Don’t trust vibes. Run the same held-out prompts through the base model and the tuned one, and score them with something concrete. For JSON extraction I check parse rate and exact-field match:

# eval.py
import json
from openai import OpenAI

client = OpenAI(base_url="http://localhost:8000/v1", api_key="not-needed")

def score(model, rows):
    parsed = exact = 0
    for msgs, gold in rows:
        out = client.chat.completions.create(
            model=model, messages=msgs, temperature=0,
        ).choices[0].message.content
        try:
            pred = json.loads(out)
        except json.JSONDecodeError:
            continue
        parsed += 1
        exact += int(pred == gold)
    n = len(rows)
    return {"parse_rate": parsed / n, "exact_match": exact / n}

# load a few dozen held-out (messages, gold_dict) pairs, then:
# print(score("your-model", rows))

Serve the base model under a different name and compare on the same rows. A real win looks like a jump in parse rate plus higher exact-match, not a cherry-picked example.

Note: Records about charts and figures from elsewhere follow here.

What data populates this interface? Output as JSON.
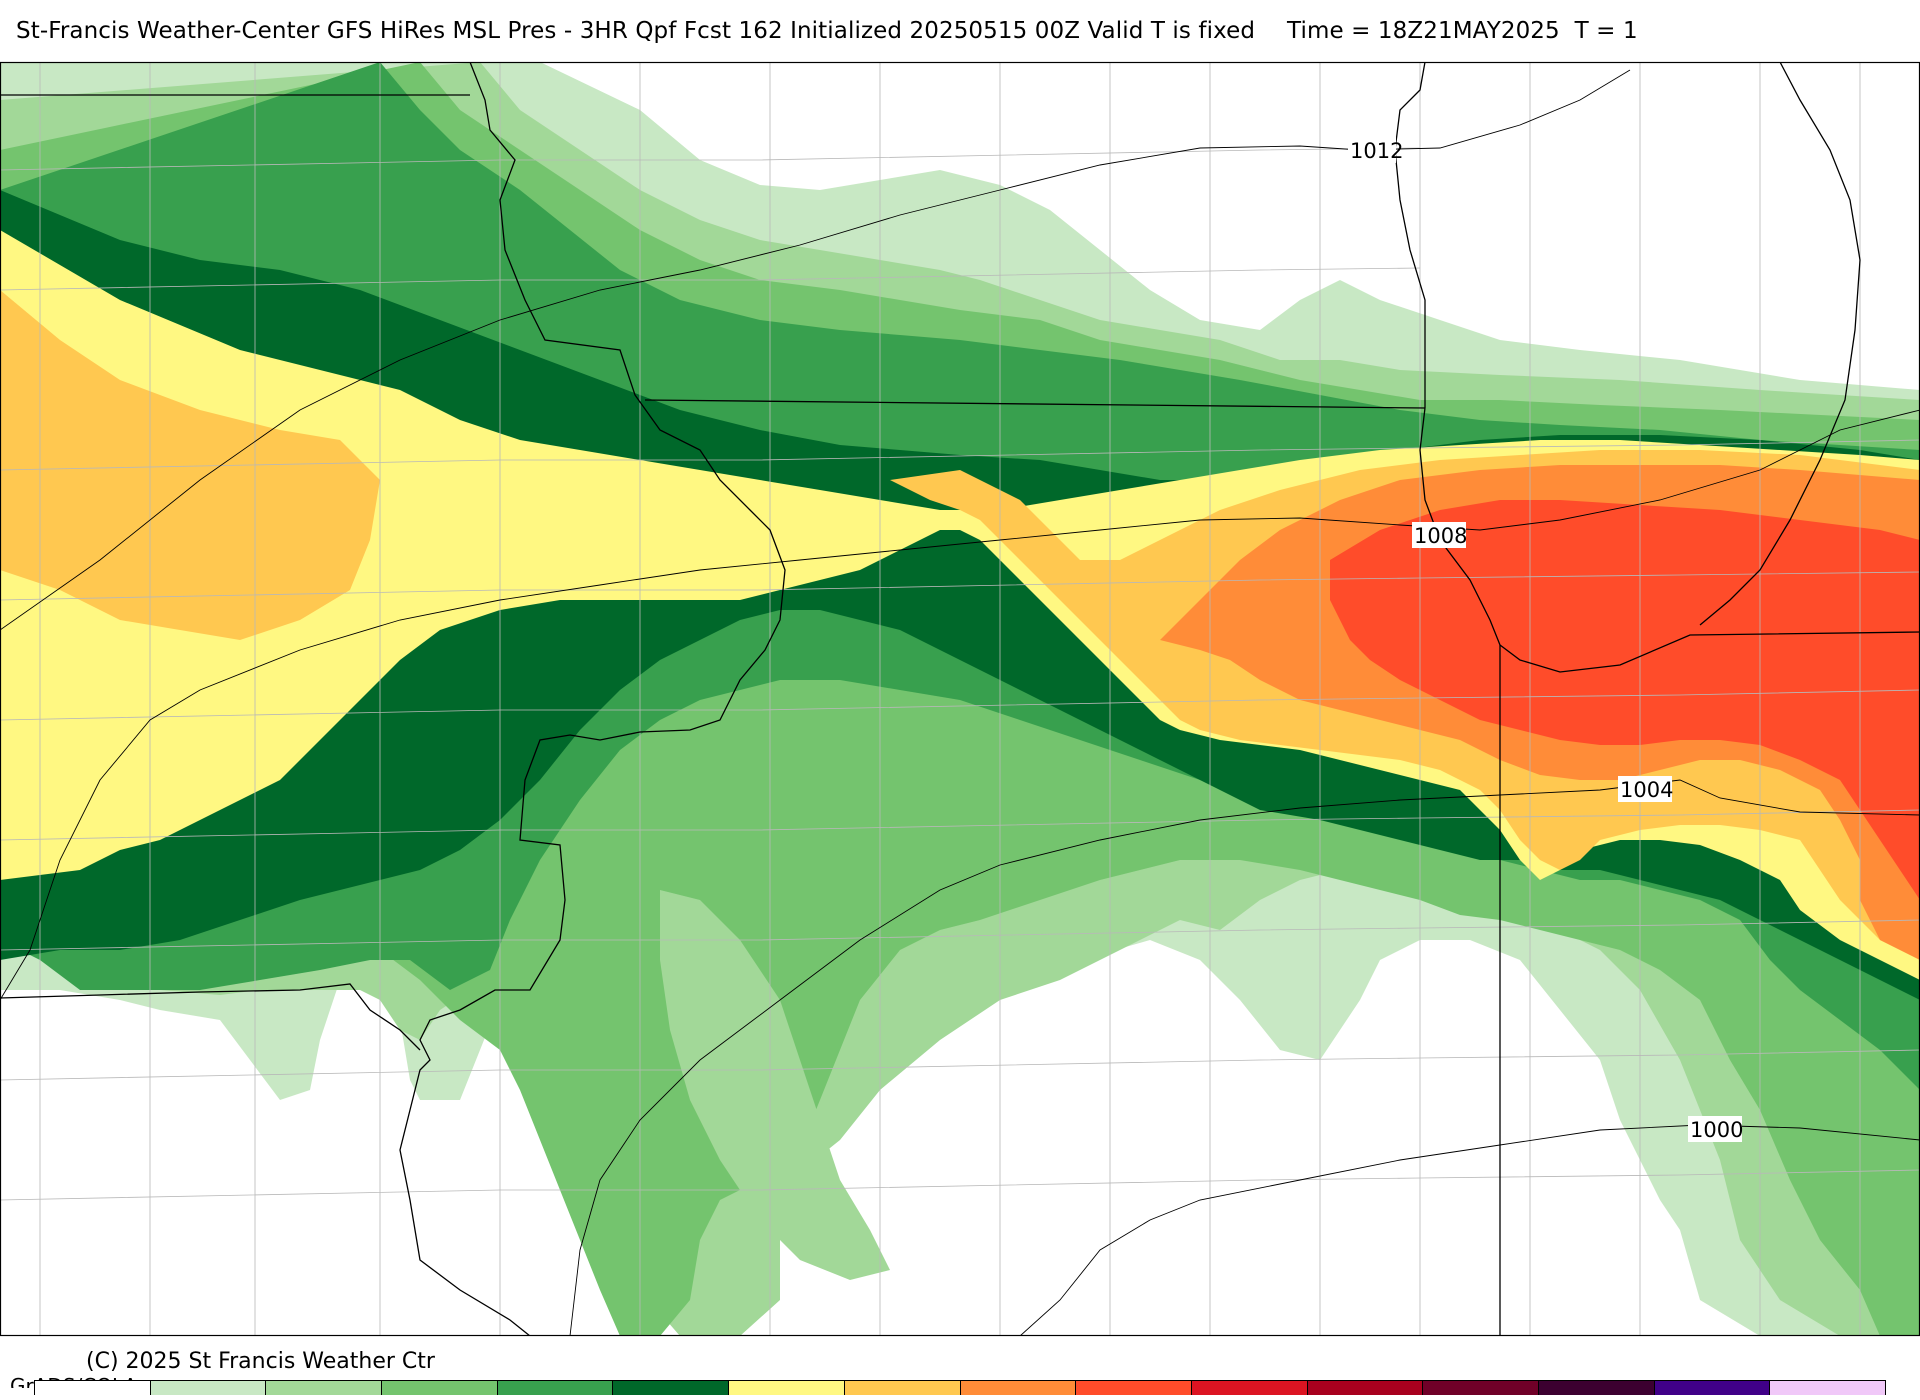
{
  "header": {
    "title": "St-Francis Weather-Center GFS HiRes MSL Pres - 3HR Qpf Fcst 162 Initialized 20250515 00Z Valid T is fixed",
    "time": "Time = 18Z21MAY2025  T = 1"
  },
  "isobars": [
    {
      "label": "1012"
    },
    {
      "label": "1008"
    },
    {
      "label": "1004"
    },
    {
      "label": "1000"
    }
  ],
  "footer": {
    "copyright": "(C) 2025 St Francis Weather Ctr",
    "software": "GrADS/COLA"
  },
  "legend": {
    "colors": [
      "#ffffff",
      "#c8e8c4",
      "#a2d898",
      "#74c46e",
      "#38a04e",
      "#00682a",
      "#fff882",
      "#ffc850",
      "#ff8c38",
      "#ff4c2a",
      "#dc1422",
      "#a8001e",
      "#700028",
      "#3c0030",
      "#400088",
      "#f0c8f8"
    ]
  },
  "colors": {
    "qpf_1": "#c8e8c4",
    "qpf_2": "#a2d898",
    "qpf_3": "#74c46e",
    "qpf_4": "#38a04e",
    "qpf_5": "#00682a",
    "qpf_6": "#fff882",
    "qpf_7": "#ffc850",
    "qpf_8": "#ff8c38",
    "qpf_9": "#ff4c2a"
  }
}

When QLoRA is enough — and when it isn’t

QLoRA is the right tool when you’re shaping behavior: output format, tone, a narrow repeated task, light domain adaptation. It’s cheap, fast, and the adapters are tiny to store and swap.

Reach for full fine-tuning when you need to move the model’s core capabilities — large-scale domain shift (a new language, a very different code distribution) or pretraining-scale continued training. At that point the low-rank bottleneck of LoRA is the limitation, and you have the budget anyway.

And the part nobody wants to hear: I’ve never once been saved by a clever learning-rate schedule. Every meaningful jump came from fixing the data — removing contradictory labels, balancing the cases, writing harder examples, looking at what the model got wrong and adding exactly those. Spend your time there. Hyperparameters are rounding error next to label quality.